What was a problem was his sense of humor, which consisted of teasing the waitress to the point of embarrassment. For example, his idea of funny was to pretend for an interminable amount of time that she had brought him the wrong entrée. He was the only one of the three of us who was entertained by the “joke.”
When he asked if I felt like taking a little walk after dinner, I realized that he was alluding to my ideal date information. I’m too nice to “just say no,” so I said I thought I could maybe walk a block in my heels.
I couldn’t wait to get into my car and leave. He tried to give me a kiss goodbye and I managed to have it land on my cheek. I drove home, sent him a polite note thanking him for dinner and wishing him luck in his quest for a woman, making it perfectly clear that it would not be me.

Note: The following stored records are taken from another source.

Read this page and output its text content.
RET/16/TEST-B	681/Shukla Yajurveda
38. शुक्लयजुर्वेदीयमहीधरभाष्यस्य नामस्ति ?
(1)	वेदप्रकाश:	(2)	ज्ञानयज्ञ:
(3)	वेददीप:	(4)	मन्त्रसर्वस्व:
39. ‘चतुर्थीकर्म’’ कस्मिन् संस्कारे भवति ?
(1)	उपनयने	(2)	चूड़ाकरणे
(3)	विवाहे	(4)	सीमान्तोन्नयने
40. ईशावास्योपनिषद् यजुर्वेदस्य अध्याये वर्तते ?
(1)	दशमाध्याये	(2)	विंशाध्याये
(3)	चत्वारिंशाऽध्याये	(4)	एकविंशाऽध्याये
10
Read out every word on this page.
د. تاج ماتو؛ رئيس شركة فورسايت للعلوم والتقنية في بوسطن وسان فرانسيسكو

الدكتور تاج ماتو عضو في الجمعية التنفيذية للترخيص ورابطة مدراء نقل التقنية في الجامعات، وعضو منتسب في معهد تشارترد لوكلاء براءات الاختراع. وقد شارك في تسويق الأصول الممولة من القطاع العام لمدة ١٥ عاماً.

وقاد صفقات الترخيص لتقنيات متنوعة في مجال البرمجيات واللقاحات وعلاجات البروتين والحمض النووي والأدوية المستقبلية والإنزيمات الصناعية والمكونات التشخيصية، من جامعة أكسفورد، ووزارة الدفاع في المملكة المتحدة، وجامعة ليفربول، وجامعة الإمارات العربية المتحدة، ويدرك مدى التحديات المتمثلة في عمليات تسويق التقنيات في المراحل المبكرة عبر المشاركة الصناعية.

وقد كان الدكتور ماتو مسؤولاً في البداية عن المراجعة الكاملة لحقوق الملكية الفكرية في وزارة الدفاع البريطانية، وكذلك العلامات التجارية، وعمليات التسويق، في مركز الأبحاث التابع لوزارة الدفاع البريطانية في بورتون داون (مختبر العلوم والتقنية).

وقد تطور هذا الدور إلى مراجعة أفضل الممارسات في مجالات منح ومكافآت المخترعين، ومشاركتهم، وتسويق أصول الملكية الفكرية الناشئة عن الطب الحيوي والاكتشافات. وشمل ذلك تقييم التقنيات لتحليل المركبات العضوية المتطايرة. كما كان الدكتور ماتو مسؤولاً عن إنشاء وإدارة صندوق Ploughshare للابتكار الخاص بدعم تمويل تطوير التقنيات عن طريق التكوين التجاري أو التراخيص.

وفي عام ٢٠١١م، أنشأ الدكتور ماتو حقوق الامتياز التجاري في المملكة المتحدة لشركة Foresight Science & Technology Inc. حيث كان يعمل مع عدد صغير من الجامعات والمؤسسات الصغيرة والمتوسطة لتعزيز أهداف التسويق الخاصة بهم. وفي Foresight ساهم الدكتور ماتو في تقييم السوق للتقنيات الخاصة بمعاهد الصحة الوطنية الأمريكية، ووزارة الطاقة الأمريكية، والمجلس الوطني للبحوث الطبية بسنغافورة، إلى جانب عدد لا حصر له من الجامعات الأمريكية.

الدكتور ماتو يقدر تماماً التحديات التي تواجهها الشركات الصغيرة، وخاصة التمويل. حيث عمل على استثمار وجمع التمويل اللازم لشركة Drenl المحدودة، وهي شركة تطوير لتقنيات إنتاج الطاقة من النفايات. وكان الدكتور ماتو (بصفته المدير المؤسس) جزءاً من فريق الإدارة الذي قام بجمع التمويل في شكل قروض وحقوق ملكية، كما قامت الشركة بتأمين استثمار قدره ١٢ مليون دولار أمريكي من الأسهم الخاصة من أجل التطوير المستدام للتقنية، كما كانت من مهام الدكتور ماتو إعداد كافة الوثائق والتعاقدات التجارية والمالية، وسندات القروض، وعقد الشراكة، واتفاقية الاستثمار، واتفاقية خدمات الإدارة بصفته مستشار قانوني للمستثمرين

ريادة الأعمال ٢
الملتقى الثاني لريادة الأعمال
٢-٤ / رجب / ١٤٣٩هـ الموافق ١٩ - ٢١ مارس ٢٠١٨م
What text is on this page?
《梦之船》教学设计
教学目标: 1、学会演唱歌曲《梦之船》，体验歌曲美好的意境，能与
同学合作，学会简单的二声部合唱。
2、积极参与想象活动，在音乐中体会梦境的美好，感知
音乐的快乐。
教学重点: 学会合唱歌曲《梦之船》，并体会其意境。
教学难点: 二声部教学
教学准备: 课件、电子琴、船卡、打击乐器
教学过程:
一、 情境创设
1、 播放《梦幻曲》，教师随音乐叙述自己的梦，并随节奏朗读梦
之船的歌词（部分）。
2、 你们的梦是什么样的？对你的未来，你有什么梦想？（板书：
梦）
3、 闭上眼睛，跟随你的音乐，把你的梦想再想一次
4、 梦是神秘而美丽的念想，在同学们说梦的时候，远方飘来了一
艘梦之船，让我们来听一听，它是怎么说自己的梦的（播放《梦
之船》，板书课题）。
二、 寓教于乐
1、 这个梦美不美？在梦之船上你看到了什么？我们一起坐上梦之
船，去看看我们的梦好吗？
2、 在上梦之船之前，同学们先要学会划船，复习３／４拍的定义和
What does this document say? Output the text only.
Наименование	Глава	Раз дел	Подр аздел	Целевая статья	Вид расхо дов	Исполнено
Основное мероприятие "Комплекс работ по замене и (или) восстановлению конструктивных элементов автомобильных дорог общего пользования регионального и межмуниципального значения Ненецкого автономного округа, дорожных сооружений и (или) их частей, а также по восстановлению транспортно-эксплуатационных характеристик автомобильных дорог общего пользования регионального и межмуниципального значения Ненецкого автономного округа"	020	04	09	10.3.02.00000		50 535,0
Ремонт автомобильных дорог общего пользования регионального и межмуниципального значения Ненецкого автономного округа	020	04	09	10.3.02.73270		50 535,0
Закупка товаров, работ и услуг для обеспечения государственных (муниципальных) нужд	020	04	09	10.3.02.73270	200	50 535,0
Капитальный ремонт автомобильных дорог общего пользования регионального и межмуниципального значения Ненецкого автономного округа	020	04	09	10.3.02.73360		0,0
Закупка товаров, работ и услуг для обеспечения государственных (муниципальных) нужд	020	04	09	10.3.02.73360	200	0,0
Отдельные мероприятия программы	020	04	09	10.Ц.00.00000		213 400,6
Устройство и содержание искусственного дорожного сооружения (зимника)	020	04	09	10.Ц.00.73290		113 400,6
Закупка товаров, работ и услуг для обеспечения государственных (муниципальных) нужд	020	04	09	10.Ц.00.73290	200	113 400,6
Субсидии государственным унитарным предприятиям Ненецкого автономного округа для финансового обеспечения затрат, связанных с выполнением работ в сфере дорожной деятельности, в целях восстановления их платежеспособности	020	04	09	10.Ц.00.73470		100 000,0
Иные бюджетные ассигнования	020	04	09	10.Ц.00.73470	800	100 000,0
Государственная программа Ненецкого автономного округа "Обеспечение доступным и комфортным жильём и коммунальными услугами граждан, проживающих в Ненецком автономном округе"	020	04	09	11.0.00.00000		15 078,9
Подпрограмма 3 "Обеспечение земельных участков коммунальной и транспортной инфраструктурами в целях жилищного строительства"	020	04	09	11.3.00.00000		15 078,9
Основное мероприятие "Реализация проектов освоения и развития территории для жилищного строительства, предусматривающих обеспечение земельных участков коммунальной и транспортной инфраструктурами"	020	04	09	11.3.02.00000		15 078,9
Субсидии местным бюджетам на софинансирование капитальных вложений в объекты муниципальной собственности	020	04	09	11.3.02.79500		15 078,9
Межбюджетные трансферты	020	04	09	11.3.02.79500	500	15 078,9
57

I was so depressed that I turned around and drove twenty miles to a gathering of my incredibly entertaining and wonderful writer, producer, director, stand-up comic friends and drowned my sorrows in a Diet Coke.
I bent the ear of the nearest adorable and very married man in his thirties, and said I needed a young and funny fix. He’s the producer/creator of one of the top network sitcoms and though we hadn’t met before that night, we knew each other from our postings on the chat room site to which we contributed almost daily.
I swore him to secrecy and told him about my evening. He promised that I never had to go out with anyone old and boring again.
Was I about to give up, based on a bad date? No way! Little did I know that my producer buddy was right that I could find young and funny, even at my age. I’m not a quitter, nor should you be. Keep your sense of humor. There’s always something to laugh about after a dismal evening…in retrospect.